Tarih Biliminin Yöntemi

Tarih biliminin kendine özgü yöntemleri vardır. Tarih biliminin yöntemi, gözlemlere, deneylere, laboratuvar ölçümlerine, formüllere, kural, yasa ve sonuçlara dayanan tabiat, tıp ve fen bilimlerinden farklıdır. Geçmişten kalan izler, kalıntılar, kaynaklar, insanlığın geçmişte yaşadığı olayların birer belgesi niteliğindedir. Bu nedenle tarihî olaylar laboratuvarda deney yaparak yeniden tekrarlanamadığı için tarim bilimi olayları tahlil ederek anlamak ve açıklamam durumundadır. 

Tarih bilimi doğru ve tarafsız bilgi elde etmek için belgeleri değerlendirir. Bu değerlendirme "kaynak aramaya" (belge bulma)  elde edilen "kaynakların tasnifine" (sınıflandırma), doğruyu yanlıştan ayırmak için "tenkide" (eleştirme), "tahlile" (çözümleme), "terkibe" (senteze) bağlıdır. 

Tarih araştırmalarında;  

-Tarihi gelişmelerin birbirlerine olan etkilerini anlamak için olaylar arasında ilişki kurulmalı, olaylar neden-sonuç ilişkisi içerisinde incelenmelidir. 

-Olayların geçtiği yer ve zaman belirtilmelidir. 

-Olayda rolü olan kişilerin katkılarının doğru olarak değerlendirilebilmesi için olayın geçtiği günün koşulları göz önünde bulundurulmalıdır. 

-Olayın geçtiği yerde araştırma yapılmalıdır. 

-Yeni belgeler bulundukça tarihi olaylar yeniden değerlendirilmelidir. Çünkü bulunan her belge mevcut bilgilerimizi değiştirebilir ya da güçlendirir.

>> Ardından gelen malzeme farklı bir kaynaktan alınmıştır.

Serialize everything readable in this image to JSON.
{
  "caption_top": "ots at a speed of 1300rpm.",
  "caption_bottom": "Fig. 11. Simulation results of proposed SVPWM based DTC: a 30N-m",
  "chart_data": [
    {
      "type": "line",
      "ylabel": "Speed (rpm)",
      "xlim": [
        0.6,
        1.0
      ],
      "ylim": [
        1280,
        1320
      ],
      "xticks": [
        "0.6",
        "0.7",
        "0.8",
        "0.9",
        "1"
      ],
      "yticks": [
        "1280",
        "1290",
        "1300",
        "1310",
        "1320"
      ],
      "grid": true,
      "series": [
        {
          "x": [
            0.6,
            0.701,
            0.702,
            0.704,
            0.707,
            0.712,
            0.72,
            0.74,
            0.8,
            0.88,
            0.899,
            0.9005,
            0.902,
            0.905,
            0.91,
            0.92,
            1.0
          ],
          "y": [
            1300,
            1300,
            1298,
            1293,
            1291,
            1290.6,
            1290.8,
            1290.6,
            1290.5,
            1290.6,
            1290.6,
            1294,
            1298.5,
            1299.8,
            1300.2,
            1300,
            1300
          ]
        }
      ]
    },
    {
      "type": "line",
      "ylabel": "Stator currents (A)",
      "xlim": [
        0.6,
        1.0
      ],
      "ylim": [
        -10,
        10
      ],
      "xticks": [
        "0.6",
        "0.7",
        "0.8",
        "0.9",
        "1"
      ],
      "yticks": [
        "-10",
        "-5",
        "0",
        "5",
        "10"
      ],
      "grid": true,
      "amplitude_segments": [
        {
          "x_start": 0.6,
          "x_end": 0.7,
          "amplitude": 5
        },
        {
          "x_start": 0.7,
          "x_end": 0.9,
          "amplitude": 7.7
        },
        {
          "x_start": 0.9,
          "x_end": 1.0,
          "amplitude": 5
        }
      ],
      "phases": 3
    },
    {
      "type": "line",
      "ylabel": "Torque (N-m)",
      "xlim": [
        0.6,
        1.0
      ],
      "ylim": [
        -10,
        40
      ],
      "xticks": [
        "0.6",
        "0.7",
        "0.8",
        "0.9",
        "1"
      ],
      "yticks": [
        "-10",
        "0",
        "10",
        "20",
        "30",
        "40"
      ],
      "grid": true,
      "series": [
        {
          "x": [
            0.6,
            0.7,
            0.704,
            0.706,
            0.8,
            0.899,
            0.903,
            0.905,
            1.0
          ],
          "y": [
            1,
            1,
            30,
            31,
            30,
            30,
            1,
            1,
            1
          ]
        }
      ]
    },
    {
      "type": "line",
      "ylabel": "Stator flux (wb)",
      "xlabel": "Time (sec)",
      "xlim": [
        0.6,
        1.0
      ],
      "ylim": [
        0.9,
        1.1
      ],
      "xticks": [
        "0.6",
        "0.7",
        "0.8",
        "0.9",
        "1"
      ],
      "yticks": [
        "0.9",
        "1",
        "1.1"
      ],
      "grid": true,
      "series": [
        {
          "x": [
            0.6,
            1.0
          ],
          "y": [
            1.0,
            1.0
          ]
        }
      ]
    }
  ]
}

Bu durum tarihin yeni değerlendirmelere açık bir bilim olmasını sağlamaktadır. 

-Tarihi olaylarla ilgili genellemeler yapılmamalı ve kurallar konmamalıdır. 

-Olaylar tarafsız olarak değerlendirilmelidir.
   Tarafsızlığın sağlanabilmesi için aşağıdaki şartlara uyulmalıdır.
          - Olayın üzerinden belli bir sürenin geçmesi beklenmeli ve olayların bütün sonuçları göz önünde bulundurulmalıdır.
       - Olay, meydana geldiği dönemin değer yargıları göz önüne alınarak incelenmeli, günümüzün değer yargıları ile yorumlanmamalıdır.
           - Kaynak taraması yapılmalıdır.

❗ Tarihi gelişmelerin incelenmesini, öğretilmesini ve anlaşılmasını kolaylaştırmak amacıyla olaylar "zamanlarına" (Yakınçağ Tarihi, Fatih Devri), "mekanlarına" (Türkiye Tarihi) ve "konularına" (Siyasal Tarih, İktisat Tarihi) göre sınıflandırılmıştır.
Zamana, mekana ve konularına göre sınıflandırmalar bütünlüğü bozmaktadır. Bu nedenle bu tür sınıflandırmalar sonucunda elde edilen belgilerin bir bütün içinde birleştirilmesi gerekmektedir.